I do not like to tell how a week later Marjorie explained herself and her dressing-bag and a few small articles back to London from Plymouth. Suffice it that she lied desperately and elaborately. Her mother had never achieved such miracles of mis-statement, and she added a vigour that was all her own. It is easier to sympathize with her than exonerate her. She was in a state of intense impatience, and—what is strange—extraordinarily afraid that something would separate her from her lover if she did not secure him. She was in a fever of determination. She could not eat or sleep or attend to anything whatever; she was occupied altogether with the thought of assuring herself to Trafford. He towered in her waking vision over town and land and sea.

He didn't hear the lies she told; he only knew she was magnificently coming back to him. He met her at Paddington, a white-faced, tired, splendidly resolute girl, and they went to the waiting registrar's forthwith.

She bore herself with the intentness and dignity of one who is taking the cardinal step in life. They kissed as though it was a symbol, and were keenly business-like about cabs and luggage and trains. At last they were alone in the train together. They stared at one another.

"We've done it, Mrs. Trafford!" said Trafford.

She snapped like an over-taut string, crumpled, clung to him, and without a word was weeping passionately in his arms.

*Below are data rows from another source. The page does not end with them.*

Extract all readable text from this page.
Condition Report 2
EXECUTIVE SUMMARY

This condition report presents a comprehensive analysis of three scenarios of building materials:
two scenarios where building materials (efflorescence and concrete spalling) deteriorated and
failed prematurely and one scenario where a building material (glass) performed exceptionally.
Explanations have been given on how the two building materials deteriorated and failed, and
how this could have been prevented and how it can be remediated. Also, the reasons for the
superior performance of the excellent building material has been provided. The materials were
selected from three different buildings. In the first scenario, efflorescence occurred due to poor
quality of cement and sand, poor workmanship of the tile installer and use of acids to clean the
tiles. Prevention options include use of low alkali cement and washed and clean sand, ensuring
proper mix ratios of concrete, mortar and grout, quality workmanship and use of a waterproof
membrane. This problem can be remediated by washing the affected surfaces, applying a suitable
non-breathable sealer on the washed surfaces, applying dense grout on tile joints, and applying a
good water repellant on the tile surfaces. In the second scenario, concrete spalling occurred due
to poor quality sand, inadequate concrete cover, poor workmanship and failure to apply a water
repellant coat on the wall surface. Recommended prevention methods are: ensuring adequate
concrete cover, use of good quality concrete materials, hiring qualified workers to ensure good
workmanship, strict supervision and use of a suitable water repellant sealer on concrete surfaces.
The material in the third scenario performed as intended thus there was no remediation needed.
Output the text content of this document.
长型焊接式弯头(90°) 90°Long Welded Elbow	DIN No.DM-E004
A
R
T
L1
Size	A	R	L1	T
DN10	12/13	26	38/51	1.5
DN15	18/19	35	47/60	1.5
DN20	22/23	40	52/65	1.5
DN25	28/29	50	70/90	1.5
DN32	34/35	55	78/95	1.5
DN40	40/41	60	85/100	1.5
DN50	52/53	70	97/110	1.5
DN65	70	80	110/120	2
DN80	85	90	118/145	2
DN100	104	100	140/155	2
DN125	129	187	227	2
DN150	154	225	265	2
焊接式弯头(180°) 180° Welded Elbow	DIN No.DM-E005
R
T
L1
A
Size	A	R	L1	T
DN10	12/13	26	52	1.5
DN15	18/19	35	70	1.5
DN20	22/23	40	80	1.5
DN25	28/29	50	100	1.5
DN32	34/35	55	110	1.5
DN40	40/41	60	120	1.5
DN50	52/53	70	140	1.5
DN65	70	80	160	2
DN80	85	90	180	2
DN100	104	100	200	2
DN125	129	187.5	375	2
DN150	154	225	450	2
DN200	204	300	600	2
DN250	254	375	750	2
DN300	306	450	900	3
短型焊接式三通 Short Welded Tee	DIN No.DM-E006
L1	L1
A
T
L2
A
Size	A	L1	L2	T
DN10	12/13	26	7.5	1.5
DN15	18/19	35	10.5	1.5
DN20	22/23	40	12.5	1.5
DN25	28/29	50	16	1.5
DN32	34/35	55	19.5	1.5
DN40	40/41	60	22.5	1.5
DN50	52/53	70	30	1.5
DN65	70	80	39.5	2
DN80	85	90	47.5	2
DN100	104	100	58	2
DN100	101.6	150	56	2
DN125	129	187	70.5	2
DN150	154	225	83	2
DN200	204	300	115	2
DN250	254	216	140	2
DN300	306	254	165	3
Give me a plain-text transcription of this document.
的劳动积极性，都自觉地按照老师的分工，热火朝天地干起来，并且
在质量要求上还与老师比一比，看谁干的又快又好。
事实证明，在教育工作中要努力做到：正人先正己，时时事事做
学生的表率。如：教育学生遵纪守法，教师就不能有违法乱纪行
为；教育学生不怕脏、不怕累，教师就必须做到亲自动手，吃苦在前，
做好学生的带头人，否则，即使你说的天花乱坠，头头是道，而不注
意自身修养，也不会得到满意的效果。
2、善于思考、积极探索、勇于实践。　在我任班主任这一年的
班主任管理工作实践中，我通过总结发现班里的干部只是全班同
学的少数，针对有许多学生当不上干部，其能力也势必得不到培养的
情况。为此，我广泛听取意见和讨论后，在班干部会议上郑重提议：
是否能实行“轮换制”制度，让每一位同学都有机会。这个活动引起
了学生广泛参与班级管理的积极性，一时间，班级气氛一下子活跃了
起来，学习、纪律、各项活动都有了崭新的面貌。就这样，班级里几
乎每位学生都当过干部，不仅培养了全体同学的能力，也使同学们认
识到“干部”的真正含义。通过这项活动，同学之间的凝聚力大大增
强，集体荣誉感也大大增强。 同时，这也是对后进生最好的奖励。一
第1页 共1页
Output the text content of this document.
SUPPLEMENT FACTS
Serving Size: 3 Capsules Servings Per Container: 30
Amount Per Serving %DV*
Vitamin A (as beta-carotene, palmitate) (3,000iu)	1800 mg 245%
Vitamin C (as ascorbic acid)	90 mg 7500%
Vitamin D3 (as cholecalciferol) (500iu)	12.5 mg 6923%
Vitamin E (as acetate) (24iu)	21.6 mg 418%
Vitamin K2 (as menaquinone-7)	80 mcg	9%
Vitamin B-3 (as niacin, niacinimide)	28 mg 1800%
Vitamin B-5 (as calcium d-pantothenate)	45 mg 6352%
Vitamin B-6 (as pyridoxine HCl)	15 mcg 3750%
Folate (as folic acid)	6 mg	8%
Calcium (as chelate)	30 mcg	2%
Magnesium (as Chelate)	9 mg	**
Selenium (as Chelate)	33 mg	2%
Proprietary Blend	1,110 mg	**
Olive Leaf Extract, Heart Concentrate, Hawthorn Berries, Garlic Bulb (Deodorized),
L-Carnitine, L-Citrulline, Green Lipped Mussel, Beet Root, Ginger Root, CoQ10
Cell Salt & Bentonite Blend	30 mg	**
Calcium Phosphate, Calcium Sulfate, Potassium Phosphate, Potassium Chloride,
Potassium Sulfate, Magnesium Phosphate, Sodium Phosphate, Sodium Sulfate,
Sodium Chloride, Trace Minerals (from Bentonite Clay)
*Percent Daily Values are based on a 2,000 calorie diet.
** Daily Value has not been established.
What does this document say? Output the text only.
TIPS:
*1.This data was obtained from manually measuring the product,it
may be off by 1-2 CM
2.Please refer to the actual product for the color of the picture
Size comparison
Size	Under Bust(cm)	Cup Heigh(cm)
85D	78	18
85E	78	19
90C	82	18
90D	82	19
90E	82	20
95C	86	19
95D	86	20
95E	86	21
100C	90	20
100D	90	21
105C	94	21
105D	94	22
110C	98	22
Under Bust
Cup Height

It surprised him that she could weep as she did, and still more to see her as she walked by his side along the Folkestone pier, altogether recovered, erect, a little flushed and excited like a child. She seemed to miss nothing. "Oh, smell the sea!" she said, "Look at the lights! Listen to the swish of the water below." She watched the luggage spinning on the wire rope of the giant crane, and he watched her face and thought how beautiful she was. He wondered why her eyes could sometimes be so blue and sometimes dark as night.

The boat cleared the pier and turned about and headed for France. They walked the upper deck together and stood side by side, she very close to him.

"I've never crossed the sea before," she said.

"Old England," she whispered. "It's like leaving a nest. A little row of lights and that's all the world I've ever known, shrunken to that already."

Presently they went forward and peered into the night.